This is going to be a difficult column to write. I know it will offend some readers, but I feel it is so important that I cannot avoid doing so.

I'm writing, of course, about the current discussion on mixing human and animal tissues for research. It has been called the embryo debate but, in fact, that's a fallacy.

The idea is not to create embryos - new human beings from sperm and ova - but to take adult human cells from people with serious diseases, and use them for a completely new form of study.

The best way to do this, the scientists say, is to use egg cells from an animal source (that are much more plentiful and easier to obtain than human ova), empty them of their nuclear material, so that only their shells' remain, then place inside them the nuclei from cells taken from people with various diseases - almost all of them lethal and with no current cure.

The combination of this human nucleus inside an animal (usually a cow) cell will, under laboratory conditions, multiply into a mass of human cells that can be studied to determine their defects.

By adding growth factors' to these cells, they can be turned into almost any type of tissue you need to study. By doing so, such stem cells will provide a mass of new knowledge about illnesses for which we have few other avenues for research.

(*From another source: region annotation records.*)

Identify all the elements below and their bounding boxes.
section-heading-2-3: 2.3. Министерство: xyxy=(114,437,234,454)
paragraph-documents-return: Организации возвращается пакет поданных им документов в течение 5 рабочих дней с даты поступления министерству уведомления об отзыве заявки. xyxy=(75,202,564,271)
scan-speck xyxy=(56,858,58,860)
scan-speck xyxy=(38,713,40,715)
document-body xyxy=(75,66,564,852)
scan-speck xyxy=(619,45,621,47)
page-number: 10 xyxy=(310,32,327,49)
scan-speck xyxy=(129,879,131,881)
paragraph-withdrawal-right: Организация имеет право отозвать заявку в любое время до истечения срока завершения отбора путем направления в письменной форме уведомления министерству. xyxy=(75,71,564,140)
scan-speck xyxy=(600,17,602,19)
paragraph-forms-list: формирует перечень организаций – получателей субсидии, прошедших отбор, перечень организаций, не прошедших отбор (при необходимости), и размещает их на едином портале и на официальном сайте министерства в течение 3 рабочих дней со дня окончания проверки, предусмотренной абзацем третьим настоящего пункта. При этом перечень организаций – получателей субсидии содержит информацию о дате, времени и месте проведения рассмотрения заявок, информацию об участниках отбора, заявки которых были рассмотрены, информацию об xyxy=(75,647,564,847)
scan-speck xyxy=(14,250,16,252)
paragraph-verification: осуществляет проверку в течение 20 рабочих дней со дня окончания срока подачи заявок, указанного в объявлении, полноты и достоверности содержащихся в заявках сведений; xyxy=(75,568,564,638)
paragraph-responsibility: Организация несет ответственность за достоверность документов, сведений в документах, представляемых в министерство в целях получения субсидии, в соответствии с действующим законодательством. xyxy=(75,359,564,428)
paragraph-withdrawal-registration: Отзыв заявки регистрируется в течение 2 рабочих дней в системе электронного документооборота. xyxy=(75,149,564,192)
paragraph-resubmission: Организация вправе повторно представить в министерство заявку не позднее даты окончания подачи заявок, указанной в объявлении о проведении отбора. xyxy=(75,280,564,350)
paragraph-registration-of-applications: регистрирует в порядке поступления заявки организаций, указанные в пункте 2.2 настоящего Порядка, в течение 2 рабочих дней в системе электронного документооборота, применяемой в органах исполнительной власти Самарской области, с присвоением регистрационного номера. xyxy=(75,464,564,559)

How you stand on whether this research should be allowed depends on whether you believe that a clump of cells created in this way is a potential human being with a soul, a Frankenstein' creation (not my word, but from a religious leader) that is abhorrent to your faith: or whether it is just a mass of cells, with no brain, bodily structure, or any other recognisably human property, that can be used for research for a few days.

Please choose your own view - I don't want to push my own.

All I would like to add is that the diseases at which this research is aimed include some of the worst that we have to tolerate today.

They include, for example, Alzheimer's, Parkinson's, multiple sclerosis, motor neurone disease and muscular dystrophy, as well as many forms of cancer.

For most of you, such diseases are just words: but for families affected by them they are tragedies beyond imagination. To watch cherished parents or partners losing every vestige of what they used to be, physically and mentally, over many years, is the reality of Alzheimer's.

To be locked into a stiffened, motionless, shaking body is the end process of many with Parkinson's.

Multiple sclerosis takes away the young active years of adult life from thousands of Britons every year.

Motor neurone disease hits many middle-aged adults, who know from the day of diagnosis that they have only a few years to live, during which time they will become progressively weaker and more helpless.

For me, worst of all, because it ends life so brutally quickly, is muscular dystrophy. I've known three families who had to live with children dying from it. None of the children with it survived into later teen age. No parent, or brother or sister, ever recovers completely from the experience.

We need to use every possible resource to study these diseases and eventually conquer them.

I am happy to accept that people who oppose such techniques on religious grounds do express their forceful opinions on them, but may I ask that they do so in the full knowledge of what the research entails?

That they don't use comparisons with Frankenstein in their conversations, and that they respect that other people are taking what they truly believe to be an equally moral and ethical stand when they support the research.

I have met many dedicated medical researchers - I worked in medical research myself for seven years, so I am qualified to express a view on them.

They are every bit as concerned about the ethics and morality of modern research as are those who oppose them.

We have made huge progress in the cures and management of lethal diseases in recent years. Please let us have a rational debate, founded on knowledge, not emotion, on the subject, so that we can do even better.